What are your needs? Strategic and tactical planning? Creative branding? Web programming? Development of broadcast and print promotions? Social media management? Copywriting, editing, and proofreading? Think about your short-term and long-term needs. Look for an agency partner that delivers the capabilities most essential to your communication plans. Here, too, a word of caution is in order. Most agencies will say that they are "full-service." But are they truly? Do they offer equally strong design as well as promotional and technical copywriting skills? Do they provide print production capabilities (a dying art at many agencies) in addition to digital programming services? Do they have strategic and tactical planning expertise based on knowledge of diverse sectors of the healthcare industry?

Step 3: Review Case Studies

Analyze the case studies your agency candidates feature on their website. Do they show a clear challenge, solution, and outcome? Do they appear strategic as well as creative? Don't over-emphasize whether the case studies exactly match your specific market challenge. The objective is to assess the diversity of challenges the agency helps address, the creativity of their solutions, and the results of their efforts.

Step 4: Schedule a presentation

Once you have found several agency candidates, schedule a presentation with each. Provide them with as much guidance as possible, for example, "We would like to see samples of your work in launching cardiovascular drug therapies" or, even more specifically, "We would like to discuss your experience in promoting respiratory care technology to physicians and allied health professionals." Emphasize that you would like to see the agency's best work in any market, but also want to devote half (or more) of the presentation to your specialty area. At the presentation, look closely at the content: the case studies shared and other selling points the agency features. But also look at the agency representatives' presentation style. Do they appear relaxed, organized, and confident? Are they the kind of people you can entrust your brand and budget to? Are they the kind of people you want to work with on a day-in, day-out basis?

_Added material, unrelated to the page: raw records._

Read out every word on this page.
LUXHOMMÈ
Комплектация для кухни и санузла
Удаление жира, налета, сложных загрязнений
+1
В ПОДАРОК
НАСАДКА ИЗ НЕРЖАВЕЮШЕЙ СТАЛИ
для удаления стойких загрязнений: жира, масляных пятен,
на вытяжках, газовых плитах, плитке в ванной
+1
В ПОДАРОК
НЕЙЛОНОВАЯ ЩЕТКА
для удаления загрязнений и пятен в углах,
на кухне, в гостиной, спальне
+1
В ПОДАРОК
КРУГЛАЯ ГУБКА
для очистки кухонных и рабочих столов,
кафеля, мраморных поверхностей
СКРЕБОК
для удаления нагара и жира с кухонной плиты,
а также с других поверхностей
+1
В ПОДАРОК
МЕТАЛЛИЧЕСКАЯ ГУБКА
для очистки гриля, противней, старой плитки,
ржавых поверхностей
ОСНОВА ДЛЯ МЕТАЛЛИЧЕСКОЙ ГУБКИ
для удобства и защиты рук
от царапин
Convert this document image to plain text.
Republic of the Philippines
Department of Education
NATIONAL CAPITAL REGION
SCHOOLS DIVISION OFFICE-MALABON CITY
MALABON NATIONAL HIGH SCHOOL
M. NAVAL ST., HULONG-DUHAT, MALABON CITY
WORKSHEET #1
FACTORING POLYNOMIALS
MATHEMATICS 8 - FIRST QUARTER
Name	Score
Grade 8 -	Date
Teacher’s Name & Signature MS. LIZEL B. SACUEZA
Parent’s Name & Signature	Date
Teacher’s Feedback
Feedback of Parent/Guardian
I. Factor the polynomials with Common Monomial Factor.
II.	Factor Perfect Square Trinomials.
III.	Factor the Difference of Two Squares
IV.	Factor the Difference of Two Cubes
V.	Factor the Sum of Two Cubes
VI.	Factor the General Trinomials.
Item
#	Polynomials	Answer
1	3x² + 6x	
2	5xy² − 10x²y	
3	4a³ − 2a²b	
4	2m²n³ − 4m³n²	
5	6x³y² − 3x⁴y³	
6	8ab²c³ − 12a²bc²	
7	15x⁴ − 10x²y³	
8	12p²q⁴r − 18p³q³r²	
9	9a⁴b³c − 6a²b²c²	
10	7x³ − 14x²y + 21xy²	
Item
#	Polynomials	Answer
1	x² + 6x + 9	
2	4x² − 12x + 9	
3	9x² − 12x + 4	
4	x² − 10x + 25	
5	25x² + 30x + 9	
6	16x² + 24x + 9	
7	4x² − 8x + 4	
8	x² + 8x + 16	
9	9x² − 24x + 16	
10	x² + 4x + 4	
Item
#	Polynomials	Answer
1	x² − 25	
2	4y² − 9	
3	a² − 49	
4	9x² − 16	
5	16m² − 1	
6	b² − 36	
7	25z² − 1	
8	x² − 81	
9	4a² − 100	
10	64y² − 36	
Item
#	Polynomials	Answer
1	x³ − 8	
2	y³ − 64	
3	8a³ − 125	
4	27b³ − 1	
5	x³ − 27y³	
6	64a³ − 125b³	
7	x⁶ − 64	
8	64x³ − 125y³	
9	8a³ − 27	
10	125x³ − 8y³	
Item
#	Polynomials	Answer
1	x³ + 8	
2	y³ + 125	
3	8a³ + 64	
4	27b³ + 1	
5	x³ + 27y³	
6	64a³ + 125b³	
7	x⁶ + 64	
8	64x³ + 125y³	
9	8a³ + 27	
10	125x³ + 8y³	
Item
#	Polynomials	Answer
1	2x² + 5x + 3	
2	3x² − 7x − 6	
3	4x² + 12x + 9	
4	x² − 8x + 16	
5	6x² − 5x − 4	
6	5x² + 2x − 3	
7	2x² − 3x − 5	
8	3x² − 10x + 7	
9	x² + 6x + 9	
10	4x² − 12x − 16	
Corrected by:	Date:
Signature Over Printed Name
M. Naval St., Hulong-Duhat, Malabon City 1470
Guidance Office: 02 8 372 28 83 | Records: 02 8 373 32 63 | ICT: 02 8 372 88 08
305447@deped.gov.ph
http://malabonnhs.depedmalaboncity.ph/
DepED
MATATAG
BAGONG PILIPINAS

Step 5. Request references

After narrowing down your list of candidates, contact all who made presentations to thank them for their time. From those candidates who remain contenders, request three references from both current and former clients. Contact each promptly and ask about the quality of the agency's work, the value they deliver, their level of service...as well as the strongest and weakest qualities of the agency's work and people.

Step 6: Propose a trial project

Now that you have vetted your agency candidates' credentials, give each a trial project. Spell out the parameters clearly and equally for all agencies. If feasible, offer a modest fee for the effort (this helps the agencies recoup at least some of the often significant expense involved in this type of work). Perhaps you would like to see preliminary concepts for a new advertising campaign. Or a proposal of ideas for advisory board activities. Or a schematic showing potential social media cross-promotions. Invite each candidate to present their work, in person or via WebEx or other means. Once again, closely observe not only the quality of the work but also the quality of the presentation.